When is the Control Manager Active?

The control manager is active in New Measurements mode (which includes AutoProgram activity), except during IRGA matching. The practical consequences of an inactive control manager are minor, at least over short periods of time. Some controls are implemented in hardware (such as block temperature control and null balance water vapor control), so even without the control manager, they will still actively track. The others will simply have stable targets that won’t be adjusted to account for changing temperature. Specifics can be found in the ISR descriptions for each control described below.

Variable Targets

Any control mode whose target entry box includes a message about a pound sign (#) after the default label (e.g. Figure 7‑3) can have a variable target instead of a fixed value target. For example, you may wish to maintain a relative chamber humidity that is the same as the humidity measured with an external humidity sensor. Rather than entering a number for the target, enter a pound sign


and press enter. You will be shown a list of system and user defined variables, from which you can pick the quantity that is to be tracked.

Alternatively, if you know the ID number for the system variable or user variable, you can enter it directly and bypass the menu selection.


(Variable number -13 is the external quantum sensor, for example.) When a variable target is specified, the target is updated every 30 seconds, but only while the control manager is active.
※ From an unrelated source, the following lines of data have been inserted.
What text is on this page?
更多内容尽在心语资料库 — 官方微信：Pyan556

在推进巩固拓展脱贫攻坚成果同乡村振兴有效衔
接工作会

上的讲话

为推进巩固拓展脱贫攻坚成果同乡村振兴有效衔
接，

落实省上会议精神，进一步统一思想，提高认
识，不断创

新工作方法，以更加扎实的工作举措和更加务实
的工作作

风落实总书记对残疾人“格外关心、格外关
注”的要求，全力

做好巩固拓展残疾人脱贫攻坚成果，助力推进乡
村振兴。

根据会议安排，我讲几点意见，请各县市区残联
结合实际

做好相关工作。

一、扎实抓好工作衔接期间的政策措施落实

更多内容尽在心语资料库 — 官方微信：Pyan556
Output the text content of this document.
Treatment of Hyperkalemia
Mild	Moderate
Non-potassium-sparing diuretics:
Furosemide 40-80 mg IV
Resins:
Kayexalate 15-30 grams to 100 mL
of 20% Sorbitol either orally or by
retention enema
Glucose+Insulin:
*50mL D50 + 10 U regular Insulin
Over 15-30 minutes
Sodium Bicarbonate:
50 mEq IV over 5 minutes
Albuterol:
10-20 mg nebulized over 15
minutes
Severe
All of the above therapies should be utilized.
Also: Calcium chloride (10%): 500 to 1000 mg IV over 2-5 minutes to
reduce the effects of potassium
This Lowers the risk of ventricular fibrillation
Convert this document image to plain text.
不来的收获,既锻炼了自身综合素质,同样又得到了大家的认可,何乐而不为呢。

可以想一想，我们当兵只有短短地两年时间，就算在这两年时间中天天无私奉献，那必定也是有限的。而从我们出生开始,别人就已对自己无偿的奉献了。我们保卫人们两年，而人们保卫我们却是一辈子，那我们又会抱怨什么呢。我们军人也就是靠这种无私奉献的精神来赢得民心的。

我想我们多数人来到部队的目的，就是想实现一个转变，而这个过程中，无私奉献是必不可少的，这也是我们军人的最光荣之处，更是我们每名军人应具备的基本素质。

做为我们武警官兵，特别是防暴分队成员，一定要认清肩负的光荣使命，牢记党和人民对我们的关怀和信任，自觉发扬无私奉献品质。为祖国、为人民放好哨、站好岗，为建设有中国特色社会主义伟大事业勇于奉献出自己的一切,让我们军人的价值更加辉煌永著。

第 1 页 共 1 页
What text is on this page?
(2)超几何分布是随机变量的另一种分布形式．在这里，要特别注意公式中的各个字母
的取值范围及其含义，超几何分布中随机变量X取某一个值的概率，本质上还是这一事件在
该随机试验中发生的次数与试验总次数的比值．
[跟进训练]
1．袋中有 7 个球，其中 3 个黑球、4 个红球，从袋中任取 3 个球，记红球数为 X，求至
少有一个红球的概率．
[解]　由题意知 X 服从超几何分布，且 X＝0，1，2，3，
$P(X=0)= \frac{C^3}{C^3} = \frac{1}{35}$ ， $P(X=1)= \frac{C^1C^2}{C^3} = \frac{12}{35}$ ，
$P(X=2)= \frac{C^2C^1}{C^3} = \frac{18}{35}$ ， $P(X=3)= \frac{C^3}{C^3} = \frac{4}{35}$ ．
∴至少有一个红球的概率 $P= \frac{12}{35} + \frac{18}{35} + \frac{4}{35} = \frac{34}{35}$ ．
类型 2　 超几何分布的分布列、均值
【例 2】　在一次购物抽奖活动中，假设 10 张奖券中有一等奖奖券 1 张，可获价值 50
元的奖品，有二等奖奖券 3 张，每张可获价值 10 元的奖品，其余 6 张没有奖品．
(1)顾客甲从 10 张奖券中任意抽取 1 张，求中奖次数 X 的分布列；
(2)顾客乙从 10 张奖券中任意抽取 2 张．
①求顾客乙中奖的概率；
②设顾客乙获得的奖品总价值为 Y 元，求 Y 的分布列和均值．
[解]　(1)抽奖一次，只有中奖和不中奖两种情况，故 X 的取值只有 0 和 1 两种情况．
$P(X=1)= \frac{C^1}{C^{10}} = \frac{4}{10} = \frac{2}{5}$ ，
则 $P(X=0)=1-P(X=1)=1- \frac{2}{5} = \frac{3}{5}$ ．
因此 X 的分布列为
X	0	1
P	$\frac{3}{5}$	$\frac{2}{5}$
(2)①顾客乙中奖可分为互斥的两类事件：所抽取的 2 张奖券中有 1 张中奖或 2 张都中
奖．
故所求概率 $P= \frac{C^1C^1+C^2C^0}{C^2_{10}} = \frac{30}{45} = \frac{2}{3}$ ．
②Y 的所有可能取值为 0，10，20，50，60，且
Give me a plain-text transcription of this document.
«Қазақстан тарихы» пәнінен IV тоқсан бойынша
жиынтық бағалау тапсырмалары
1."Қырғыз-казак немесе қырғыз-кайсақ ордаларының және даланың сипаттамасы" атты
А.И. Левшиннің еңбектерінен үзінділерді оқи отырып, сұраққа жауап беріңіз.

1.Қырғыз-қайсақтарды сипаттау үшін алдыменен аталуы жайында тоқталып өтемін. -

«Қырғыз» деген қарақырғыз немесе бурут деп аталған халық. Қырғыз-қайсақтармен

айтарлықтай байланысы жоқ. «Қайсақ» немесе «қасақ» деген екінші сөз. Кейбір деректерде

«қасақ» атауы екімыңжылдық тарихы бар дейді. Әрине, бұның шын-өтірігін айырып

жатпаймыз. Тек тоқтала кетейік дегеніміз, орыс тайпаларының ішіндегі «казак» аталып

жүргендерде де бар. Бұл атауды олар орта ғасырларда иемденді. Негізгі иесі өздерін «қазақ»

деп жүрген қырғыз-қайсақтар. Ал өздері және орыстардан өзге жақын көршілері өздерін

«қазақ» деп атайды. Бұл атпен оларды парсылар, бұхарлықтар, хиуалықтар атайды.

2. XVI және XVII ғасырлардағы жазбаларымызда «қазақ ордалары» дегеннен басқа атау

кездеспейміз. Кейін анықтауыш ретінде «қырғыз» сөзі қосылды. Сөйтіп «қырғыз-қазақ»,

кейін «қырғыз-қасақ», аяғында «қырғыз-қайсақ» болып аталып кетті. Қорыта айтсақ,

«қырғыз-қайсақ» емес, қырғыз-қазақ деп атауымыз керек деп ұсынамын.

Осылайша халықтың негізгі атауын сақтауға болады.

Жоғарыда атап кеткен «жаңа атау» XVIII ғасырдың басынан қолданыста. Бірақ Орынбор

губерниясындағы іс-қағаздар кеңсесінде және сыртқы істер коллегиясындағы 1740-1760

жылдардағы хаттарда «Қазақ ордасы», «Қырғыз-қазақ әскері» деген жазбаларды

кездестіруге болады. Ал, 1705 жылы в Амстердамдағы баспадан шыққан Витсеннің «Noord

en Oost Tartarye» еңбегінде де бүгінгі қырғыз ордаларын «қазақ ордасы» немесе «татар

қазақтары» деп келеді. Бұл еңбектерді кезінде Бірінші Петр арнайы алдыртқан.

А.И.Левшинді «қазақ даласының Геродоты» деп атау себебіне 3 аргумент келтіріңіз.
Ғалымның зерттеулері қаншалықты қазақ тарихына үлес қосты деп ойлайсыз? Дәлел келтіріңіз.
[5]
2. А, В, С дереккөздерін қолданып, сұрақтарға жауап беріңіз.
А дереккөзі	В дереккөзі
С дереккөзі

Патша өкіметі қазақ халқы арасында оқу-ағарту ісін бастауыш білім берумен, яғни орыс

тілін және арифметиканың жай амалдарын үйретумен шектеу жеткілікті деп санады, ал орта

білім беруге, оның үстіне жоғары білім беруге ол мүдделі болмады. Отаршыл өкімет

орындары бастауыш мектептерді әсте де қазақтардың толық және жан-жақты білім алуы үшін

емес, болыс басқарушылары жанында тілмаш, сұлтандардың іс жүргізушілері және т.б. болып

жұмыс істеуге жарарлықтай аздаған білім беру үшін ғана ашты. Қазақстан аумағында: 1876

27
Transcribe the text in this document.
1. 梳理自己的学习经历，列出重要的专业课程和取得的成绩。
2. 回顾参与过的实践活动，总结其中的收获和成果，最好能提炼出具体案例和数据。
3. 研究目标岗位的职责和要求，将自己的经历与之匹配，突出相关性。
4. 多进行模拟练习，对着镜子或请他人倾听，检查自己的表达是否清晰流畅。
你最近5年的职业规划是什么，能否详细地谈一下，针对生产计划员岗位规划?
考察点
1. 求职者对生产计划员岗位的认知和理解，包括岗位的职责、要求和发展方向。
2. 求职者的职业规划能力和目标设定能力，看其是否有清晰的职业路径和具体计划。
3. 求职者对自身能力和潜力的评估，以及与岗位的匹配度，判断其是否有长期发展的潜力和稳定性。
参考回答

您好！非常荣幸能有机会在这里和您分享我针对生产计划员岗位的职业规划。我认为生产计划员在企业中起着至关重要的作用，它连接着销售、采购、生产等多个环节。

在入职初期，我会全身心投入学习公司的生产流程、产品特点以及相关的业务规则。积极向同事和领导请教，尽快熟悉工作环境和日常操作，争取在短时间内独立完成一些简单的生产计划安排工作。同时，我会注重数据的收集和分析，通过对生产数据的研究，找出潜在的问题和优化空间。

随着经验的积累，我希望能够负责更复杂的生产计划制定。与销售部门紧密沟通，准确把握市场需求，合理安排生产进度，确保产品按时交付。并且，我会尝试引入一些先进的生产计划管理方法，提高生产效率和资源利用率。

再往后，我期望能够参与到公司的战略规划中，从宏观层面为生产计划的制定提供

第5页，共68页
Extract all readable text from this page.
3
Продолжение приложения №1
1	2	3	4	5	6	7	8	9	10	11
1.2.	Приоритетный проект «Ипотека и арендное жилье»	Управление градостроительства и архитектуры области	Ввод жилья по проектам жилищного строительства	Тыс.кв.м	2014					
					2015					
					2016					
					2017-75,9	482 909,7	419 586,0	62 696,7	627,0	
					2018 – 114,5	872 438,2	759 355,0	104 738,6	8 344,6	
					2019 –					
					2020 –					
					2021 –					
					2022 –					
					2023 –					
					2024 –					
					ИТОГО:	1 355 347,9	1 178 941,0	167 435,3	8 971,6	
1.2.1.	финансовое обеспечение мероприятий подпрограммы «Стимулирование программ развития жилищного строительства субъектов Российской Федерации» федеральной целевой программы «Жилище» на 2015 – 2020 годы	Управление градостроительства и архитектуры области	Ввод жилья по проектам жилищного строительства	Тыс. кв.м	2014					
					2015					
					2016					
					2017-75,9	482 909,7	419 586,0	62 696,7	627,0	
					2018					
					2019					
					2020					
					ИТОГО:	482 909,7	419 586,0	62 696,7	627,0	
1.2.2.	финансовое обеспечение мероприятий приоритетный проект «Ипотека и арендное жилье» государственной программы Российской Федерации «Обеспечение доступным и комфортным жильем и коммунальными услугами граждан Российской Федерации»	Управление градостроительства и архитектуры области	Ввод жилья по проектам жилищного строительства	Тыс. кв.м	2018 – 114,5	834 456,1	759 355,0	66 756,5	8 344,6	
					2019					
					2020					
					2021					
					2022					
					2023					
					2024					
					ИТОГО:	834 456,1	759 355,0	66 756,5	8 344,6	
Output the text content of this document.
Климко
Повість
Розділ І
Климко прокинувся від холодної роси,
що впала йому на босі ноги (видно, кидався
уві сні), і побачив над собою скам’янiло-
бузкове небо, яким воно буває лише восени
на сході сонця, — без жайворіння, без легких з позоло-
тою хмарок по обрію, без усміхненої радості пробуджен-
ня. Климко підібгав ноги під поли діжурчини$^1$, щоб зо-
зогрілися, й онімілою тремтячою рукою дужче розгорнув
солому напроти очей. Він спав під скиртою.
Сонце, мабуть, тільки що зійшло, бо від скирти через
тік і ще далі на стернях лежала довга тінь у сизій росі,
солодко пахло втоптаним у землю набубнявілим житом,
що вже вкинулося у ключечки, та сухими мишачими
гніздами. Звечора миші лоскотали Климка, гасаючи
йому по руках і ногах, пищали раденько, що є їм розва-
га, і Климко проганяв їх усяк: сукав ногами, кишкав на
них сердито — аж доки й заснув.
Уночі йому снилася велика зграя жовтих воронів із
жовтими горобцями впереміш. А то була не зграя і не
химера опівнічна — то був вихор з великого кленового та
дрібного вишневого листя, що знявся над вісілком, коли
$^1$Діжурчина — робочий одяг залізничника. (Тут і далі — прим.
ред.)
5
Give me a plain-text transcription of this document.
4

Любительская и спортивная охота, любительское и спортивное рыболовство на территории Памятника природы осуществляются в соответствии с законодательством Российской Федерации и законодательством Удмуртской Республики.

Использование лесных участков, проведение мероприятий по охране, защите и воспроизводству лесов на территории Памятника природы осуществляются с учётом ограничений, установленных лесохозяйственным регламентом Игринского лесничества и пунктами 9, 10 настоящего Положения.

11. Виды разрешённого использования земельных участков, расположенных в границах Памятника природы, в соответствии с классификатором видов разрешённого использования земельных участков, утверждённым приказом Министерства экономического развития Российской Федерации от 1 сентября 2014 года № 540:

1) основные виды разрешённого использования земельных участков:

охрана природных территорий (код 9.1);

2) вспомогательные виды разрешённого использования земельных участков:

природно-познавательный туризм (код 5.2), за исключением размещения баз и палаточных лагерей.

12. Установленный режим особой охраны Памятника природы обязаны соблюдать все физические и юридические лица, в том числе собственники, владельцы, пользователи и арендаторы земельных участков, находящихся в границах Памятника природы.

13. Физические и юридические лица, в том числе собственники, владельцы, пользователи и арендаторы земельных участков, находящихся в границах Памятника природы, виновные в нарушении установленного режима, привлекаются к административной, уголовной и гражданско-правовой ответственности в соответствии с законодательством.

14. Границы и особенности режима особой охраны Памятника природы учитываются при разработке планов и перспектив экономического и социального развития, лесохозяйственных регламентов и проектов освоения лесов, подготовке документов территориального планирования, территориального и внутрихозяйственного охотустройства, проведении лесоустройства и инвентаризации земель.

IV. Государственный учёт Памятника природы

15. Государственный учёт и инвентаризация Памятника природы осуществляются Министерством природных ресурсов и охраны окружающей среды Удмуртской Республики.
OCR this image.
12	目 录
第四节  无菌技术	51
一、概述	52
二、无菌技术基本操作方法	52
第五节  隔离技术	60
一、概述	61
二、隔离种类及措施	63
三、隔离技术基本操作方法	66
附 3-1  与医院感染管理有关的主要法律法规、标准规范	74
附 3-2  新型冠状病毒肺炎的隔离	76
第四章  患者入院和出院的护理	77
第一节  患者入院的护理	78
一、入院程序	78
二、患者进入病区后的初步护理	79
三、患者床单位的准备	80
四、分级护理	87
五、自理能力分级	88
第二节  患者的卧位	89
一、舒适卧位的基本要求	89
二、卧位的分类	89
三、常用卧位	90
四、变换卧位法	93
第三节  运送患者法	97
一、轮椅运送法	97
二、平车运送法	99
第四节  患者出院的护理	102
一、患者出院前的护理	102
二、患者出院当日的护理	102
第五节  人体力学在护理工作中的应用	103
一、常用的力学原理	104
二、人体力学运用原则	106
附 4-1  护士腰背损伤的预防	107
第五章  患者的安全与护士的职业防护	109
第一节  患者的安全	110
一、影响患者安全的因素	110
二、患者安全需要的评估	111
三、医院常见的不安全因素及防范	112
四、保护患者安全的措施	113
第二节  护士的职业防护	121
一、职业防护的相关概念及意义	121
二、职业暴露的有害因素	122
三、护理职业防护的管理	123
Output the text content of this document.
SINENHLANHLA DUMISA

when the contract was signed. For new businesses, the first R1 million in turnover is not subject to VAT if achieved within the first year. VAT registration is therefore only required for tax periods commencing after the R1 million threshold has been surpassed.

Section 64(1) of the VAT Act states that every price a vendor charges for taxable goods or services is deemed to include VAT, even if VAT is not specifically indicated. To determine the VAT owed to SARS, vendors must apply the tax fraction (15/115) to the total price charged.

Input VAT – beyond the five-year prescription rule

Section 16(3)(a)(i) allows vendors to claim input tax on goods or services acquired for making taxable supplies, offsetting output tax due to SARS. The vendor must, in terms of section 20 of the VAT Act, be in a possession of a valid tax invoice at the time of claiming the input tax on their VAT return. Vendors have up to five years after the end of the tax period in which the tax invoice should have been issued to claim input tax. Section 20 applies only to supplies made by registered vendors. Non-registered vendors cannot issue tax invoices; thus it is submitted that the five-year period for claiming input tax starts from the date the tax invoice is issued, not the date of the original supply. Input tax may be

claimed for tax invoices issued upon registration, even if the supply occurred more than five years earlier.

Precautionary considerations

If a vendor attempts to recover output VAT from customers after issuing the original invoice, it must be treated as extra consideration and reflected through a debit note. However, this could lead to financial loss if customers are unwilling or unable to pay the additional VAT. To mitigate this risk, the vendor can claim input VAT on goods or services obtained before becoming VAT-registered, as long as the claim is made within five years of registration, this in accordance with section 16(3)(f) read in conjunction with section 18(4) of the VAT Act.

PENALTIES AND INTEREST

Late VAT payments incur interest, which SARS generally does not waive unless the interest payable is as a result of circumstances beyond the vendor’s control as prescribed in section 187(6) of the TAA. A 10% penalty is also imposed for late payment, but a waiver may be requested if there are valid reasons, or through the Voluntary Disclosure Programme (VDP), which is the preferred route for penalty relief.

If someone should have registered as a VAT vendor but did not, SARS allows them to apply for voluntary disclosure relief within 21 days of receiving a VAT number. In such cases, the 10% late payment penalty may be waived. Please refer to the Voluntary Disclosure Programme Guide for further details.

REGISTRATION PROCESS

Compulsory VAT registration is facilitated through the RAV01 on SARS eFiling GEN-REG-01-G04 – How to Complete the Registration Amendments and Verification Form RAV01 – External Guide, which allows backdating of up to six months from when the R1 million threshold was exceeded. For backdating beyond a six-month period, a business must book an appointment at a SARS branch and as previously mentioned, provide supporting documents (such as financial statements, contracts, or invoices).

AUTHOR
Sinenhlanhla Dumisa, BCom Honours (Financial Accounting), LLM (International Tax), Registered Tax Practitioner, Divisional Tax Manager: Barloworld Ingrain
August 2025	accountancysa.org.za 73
Example: Tracking External Humidity

Suppose we want to make chamber humidity track a value2 provided by user channel #1001 named xtrnRH. Once this is all configured (Chapter 15 in the instruction manual), we can press 2 f2 (i.e. f2 in level 2) to select the flow/humidity control, set Control to Relative Humidity, edit the target and enter #1001 enter (Figure 7‑4). Or, you could just enter # and pick xtrnRH from the menu.

Figure 7‑4. Instead of entering a fixed target value, you can specify a variable, system or user. The target value comes from this variable, and is updated every 30 seconds.

Then, the flow/humidity control function key will show the humidity target as the latest value of the variable we specified.

Figure 7‑5. When a control has a variable target, the value is updated every 30 seconds. This value is shown on the control key label.

When a control has a variable target, the 30 second ISR for that control is skipped; instead, the control manager retargets the control to the current value of the specified variable. The end result is that every 30 seconds while the control manager is active, the target for the control will change.

Variable targets are a powerful tool, but do have a possible limitation when combined with AutoPrograms. See AutoPrograms and the Control Manager on page 25-30 in the instruction manual.